Metayer Bowen’s death carried unusual weight in Coral Springs because of who she was in city life and in state politics. First elected in 2020 and re-elected in 2024, she was the first Black and Haitian American woman to serve on the Coral Springs commission. Fellow commissioners appointed her in November 2025 to a second one-year term as vice mayor. Her city biography described her as an environmental scientist with degrees from Florida A&M University and Johns Hopkins University, and as a public servant whose work ranged from climate resilience and water issues to disaster response. Beyond City Hall, she had also become a visible Democratic Party figure in Florida, serving in outreach roles aimed at Caribbean and Haitian American voters.

The reaction from colleagues was immediate and deeply personal. At a news conference Wednesday, Commissioner Joshua Simmons remembered her as “our battle buddy” and said the commission was now incomplete without her. State and local Democratic officials described her as warm, driven and deeply connected to the people she served. In a statement, Florida Democratic Party Chair Nikki Fried called her a scientist, environmentalist and “brilliant barrier-breaker” whose sudden death left the party grieving. The city government said Metayer Bowen had been more than a public servant and called her a light in the community. Her family, in a public statement, asked for privacy as they mourned a sister and daughter whose laughter and warmth, they said, filled every room.

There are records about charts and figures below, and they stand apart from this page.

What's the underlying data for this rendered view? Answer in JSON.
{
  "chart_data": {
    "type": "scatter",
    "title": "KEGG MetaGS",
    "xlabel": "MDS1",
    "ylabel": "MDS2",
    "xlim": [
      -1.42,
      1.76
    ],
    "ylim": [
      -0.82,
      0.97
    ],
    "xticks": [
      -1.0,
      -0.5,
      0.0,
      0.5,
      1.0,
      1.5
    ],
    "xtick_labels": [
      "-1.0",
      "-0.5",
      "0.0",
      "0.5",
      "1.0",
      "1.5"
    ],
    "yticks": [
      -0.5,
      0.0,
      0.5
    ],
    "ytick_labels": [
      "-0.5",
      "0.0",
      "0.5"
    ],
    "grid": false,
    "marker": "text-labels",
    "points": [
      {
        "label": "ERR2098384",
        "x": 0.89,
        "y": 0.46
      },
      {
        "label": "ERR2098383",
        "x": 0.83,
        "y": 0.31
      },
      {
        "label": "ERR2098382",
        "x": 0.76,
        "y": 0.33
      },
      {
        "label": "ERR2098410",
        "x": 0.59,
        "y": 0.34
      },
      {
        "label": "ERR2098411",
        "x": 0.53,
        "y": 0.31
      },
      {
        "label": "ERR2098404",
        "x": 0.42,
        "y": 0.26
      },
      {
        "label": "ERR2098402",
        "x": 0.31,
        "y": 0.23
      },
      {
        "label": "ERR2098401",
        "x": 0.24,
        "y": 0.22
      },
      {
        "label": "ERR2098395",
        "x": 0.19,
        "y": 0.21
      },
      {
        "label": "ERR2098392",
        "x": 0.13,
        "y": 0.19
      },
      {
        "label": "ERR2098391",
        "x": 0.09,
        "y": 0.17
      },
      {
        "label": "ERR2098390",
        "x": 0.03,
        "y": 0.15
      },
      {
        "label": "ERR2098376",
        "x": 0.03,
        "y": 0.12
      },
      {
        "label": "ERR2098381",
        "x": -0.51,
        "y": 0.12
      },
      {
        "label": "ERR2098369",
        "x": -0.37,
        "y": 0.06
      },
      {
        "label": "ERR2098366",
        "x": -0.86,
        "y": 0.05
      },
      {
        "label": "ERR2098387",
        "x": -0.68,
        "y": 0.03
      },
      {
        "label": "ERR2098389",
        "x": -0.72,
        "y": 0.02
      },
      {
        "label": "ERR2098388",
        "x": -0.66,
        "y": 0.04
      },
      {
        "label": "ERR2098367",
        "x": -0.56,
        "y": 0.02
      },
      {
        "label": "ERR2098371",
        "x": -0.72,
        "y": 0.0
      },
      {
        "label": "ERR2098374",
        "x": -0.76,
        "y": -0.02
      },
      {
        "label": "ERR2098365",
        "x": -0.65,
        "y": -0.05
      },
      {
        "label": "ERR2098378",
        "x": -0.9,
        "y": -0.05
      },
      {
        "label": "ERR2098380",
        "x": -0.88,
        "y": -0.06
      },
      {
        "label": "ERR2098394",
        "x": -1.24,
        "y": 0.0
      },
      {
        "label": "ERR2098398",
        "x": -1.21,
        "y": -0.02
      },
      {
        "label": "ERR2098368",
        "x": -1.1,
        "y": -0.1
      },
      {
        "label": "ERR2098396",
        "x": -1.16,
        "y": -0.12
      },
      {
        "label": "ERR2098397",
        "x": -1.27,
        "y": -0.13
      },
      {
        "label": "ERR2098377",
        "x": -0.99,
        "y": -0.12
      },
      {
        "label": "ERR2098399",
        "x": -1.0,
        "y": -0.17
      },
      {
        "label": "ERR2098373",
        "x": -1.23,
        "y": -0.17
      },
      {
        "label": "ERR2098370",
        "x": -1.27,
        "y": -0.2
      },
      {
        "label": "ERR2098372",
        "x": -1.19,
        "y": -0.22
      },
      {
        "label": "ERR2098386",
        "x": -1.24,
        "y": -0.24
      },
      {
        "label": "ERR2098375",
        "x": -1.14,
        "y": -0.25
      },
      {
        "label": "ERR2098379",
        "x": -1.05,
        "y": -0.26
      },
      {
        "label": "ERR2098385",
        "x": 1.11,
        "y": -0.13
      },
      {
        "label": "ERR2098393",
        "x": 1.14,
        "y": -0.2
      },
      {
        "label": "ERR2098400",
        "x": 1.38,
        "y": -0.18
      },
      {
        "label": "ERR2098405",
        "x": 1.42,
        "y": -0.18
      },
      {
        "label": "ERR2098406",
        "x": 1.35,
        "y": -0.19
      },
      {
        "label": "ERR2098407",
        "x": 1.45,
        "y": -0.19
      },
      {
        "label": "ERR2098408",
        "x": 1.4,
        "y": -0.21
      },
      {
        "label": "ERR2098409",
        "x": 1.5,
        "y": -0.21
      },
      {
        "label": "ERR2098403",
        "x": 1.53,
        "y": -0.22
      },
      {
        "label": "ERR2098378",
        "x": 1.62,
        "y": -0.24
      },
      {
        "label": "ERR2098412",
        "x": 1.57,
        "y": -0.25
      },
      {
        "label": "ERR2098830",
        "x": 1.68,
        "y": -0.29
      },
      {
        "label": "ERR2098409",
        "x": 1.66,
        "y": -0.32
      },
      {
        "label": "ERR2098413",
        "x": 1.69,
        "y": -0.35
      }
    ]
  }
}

The investigation now moves into a more formal court phase. Detectives are expected to complete and release an arrest report, prosecutors will decide how to proceed on the charges already filed, and a first appearance or other early court hearings are likely to shape the next public account of the case. Police also asked for help from anyone with information relevant to the homicide, suggesting investigators are still trying to fill gaps in the timeline. Until charging documents and probable-cause records are made public, some of the most important facts in the case will remain unconfirmed outside law enforcement. For Coral Springs officials, the next steps will likely include both criminal proceedings and decisions about how the city commission will respond to the loss of one of its members.

The human shock of the case extended beyond politics. Metayer Bowen’s public life had already been marked by service and visibility, and friends described her as someone who moved easily between policy work and personal connection. That made the crime scene outside her home feel, to many residents, less like a distant headline than a direct wound to civic life. Neighbors watched as investigators moved through the block, while elected officials and residents traded stunned messages online and in person. In the space of a few hours, the story shifted from a welfare check to a homicide investigation to a jail booking, leaving a city to absorb the death of one of its best-known local leaders.

As of Thursday, Stephen Bowen remained jailed in Broward County, police had not released a full narrative of the killing, and Coral Springs leaders were mourning a vice mayor whose death had abruptly become both a criminal case and a citywide loss.

Author note: Last updated April 2, 2026.